Divertimento e coinvolgimento, a tutti i livelli dal settore giovanile in su, passa spesso attraverso un semplicissimo esercizio: il gioco 2 contro 2 o 3 contro 3 su campo ridotto! Non dimentichiamo mai di inserirlo nei nostri piani di allenamento. Ogni singolo atleta tocca centinaia di volte in piú il pallone, essendo sempre al “centro” dell’azione di gioco: coinvolgimento e divertimento appunto!

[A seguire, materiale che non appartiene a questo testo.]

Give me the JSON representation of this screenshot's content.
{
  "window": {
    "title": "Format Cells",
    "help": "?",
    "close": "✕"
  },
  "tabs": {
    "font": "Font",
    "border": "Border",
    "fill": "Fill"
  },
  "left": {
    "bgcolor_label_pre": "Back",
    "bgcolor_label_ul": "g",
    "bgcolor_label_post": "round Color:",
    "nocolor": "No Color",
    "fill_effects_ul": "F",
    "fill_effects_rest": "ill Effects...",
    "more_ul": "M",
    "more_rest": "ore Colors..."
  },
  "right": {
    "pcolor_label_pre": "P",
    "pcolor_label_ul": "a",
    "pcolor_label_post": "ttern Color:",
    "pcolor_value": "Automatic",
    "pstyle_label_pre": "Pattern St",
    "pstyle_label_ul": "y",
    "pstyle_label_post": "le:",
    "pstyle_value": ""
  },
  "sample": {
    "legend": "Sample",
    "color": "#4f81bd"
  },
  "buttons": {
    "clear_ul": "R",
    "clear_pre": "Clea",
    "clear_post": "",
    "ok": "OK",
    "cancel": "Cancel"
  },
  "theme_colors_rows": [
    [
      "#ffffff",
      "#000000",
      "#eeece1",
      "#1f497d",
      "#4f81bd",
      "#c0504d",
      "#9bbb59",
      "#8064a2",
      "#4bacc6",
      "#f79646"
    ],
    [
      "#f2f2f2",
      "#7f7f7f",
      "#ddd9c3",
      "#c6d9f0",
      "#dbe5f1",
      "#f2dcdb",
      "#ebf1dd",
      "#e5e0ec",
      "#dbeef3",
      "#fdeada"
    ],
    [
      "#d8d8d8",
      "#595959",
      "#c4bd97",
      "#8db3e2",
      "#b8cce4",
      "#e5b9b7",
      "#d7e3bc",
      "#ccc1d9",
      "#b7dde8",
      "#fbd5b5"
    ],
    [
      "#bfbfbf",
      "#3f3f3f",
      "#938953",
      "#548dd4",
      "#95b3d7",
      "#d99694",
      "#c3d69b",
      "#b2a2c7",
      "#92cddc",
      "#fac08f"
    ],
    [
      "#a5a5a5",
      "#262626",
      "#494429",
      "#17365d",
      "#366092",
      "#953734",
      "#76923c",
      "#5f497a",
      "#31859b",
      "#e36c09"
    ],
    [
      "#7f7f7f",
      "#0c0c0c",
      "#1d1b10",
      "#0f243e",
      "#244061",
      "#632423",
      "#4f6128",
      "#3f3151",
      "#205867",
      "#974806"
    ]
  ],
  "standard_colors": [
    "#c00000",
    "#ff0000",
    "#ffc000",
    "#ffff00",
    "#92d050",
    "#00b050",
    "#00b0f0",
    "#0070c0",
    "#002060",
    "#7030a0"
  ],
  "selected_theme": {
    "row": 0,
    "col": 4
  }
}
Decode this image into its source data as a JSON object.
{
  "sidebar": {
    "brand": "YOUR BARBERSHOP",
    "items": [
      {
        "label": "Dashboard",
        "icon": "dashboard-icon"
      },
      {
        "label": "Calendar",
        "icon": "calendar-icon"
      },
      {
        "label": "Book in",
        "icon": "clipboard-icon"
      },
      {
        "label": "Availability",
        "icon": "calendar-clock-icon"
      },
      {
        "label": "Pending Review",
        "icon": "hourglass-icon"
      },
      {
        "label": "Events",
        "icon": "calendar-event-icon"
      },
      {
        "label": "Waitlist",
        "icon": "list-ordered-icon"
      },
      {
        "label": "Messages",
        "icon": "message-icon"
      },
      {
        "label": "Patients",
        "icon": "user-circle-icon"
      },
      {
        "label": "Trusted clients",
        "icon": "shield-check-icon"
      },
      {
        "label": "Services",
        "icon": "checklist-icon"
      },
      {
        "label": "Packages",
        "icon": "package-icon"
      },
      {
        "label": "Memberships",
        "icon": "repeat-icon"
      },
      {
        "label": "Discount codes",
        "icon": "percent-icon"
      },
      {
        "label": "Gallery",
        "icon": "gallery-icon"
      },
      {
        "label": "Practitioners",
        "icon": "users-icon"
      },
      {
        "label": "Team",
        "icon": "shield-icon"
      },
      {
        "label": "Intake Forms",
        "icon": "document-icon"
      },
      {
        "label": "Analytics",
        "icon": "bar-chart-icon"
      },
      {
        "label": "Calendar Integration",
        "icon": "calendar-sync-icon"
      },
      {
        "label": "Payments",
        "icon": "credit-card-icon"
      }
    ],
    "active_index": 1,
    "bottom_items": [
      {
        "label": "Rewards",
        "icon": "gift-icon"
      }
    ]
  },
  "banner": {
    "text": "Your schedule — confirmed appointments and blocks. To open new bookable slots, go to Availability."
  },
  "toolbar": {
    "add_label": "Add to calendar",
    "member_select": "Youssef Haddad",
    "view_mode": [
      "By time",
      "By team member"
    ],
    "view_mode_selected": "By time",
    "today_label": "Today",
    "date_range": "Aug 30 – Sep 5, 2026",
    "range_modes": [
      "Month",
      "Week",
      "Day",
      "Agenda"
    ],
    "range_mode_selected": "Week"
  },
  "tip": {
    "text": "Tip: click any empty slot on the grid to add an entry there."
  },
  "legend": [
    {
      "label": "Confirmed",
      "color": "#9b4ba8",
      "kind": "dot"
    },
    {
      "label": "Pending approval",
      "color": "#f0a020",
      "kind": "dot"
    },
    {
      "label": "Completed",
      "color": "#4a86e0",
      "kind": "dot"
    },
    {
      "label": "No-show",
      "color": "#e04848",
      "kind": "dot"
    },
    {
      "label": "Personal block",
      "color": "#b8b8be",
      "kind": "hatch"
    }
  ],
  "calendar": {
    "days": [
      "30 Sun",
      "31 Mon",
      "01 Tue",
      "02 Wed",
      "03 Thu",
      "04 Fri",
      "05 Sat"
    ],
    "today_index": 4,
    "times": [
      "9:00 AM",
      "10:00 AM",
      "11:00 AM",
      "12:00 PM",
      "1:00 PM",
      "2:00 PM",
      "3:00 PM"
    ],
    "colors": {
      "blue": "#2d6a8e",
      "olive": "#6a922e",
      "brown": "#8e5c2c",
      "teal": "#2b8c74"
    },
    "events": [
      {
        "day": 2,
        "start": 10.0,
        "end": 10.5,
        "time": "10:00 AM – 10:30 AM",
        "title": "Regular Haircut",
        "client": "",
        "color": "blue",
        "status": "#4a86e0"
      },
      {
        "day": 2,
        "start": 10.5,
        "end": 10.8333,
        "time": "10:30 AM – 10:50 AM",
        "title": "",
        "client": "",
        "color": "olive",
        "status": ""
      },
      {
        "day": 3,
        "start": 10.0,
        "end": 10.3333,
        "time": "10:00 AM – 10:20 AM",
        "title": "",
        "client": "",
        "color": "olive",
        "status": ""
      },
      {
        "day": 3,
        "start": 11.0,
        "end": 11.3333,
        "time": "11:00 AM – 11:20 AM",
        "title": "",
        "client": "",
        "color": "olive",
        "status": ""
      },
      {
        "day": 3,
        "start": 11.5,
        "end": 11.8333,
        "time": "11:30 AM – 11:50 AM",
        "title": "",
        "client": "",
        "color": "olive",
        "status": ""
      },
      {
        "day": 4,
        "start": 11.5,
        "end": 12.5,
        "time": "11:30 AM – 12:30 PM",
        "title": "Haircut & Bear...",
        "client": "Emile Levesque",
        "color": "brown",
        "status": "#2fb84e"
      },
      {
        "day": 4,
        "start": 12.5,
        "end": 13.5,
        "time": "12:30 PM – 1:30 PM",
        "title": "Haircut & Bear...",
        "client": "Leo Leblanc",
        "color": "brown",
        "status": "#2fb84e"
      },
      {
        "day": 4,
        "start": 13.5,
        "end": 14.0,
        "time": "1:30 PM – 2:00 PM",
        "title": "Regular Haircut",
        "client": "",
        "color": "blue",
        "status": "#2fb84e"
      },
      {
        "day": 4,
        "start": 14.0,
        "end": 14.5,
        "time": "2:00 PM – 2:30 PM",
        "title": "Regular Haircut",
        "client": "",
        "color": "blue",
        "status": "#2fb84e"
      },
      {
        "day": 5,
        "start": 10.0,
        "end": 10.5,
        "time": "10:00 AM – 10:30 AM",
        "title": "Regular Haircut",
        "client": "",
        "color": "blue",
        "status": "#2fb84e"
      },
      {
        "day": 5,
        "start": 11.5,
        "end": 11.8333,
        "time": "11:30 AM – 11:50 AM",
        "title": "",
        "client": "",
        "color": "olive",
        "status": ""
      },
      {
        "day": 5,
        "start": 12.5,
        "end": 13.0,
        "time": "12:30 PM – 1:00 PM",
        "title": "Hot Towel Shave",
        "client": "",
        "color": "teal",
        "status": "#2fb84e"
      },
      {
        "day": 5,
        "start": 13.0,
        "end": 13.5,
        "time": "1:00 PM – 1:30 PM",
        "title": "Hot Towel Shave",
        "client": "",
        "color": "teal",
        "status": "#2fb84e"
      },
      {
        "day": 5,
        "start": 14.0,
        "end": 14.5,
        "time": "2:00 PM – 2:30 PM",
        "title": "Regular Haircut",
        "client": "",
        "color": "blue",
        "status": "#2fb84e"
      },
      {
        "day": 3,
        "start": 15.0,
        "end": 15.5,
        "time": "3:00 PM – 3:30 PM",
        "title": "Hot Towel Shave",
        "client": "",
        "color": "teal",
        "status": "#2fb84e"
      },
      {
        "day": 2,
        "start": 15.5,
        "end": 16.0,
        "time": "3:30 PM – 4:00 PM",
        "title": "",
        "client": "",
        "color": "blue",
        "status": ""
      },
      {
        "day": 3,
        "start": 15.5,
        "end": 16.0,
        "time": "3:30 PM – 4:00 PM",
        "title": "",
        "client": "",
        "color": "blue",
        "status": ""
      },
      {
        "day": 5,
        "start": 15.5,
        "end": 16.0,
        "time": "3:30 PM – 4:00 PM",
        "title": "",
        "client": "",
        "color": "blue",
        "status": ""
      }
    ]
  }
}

Non temete che fare questi giochini vi faccia perdere sincronie ed automatismi del 6 contro 6: spesso succede l’esatto contrario!

Allenatori, motivatori e psicologi dello sport Alcuni allenatori oggi fanno propri quei pacchetti motivazionali, sussidi audiovisivi e consulenti che si autodefiniscono (a torto) psicologi dello sport. Molti di questi metodi sono superficiali. E costituiscono, tra l’altro un approccio a breve termine a quella che è invece una sfida a lungo termine. È come se in una macchina mettessimo nel motore una benzina “speciale” che permette di sviluppare per qualche ora una velocitá superiore. Ma terminata la benzina il motore torna ad essere quello di prima (forse un pó piú usurato). Gli interventi decisivi e duraturi nel tempo sono invece quelli che vanno a “modificare” strutturalmente il motore. Per fare questo crediamo che nessun allenatore possa delegare ad altri la propria responsabilità di dirigere la motivazione dei propri atleti. L’allenatore è parte troppo vitale della squadra per poter abdicare da questa responsabilità. Ma proprio per poter svolgere al meglio questo compito riteniamo importante che sia lo stesso allenatore a “motivarsi” magari appoggiandosi a dei consulenti veri che conoscono realmente il beneficio che la psicologia dello sport può costituire. La psicologia dello sport é una scienza, “l’arte” della motivazione é una cosa molto piú difficile da definire, ma facile da vendere.
Insomma: attenzione ai venditori di fumo.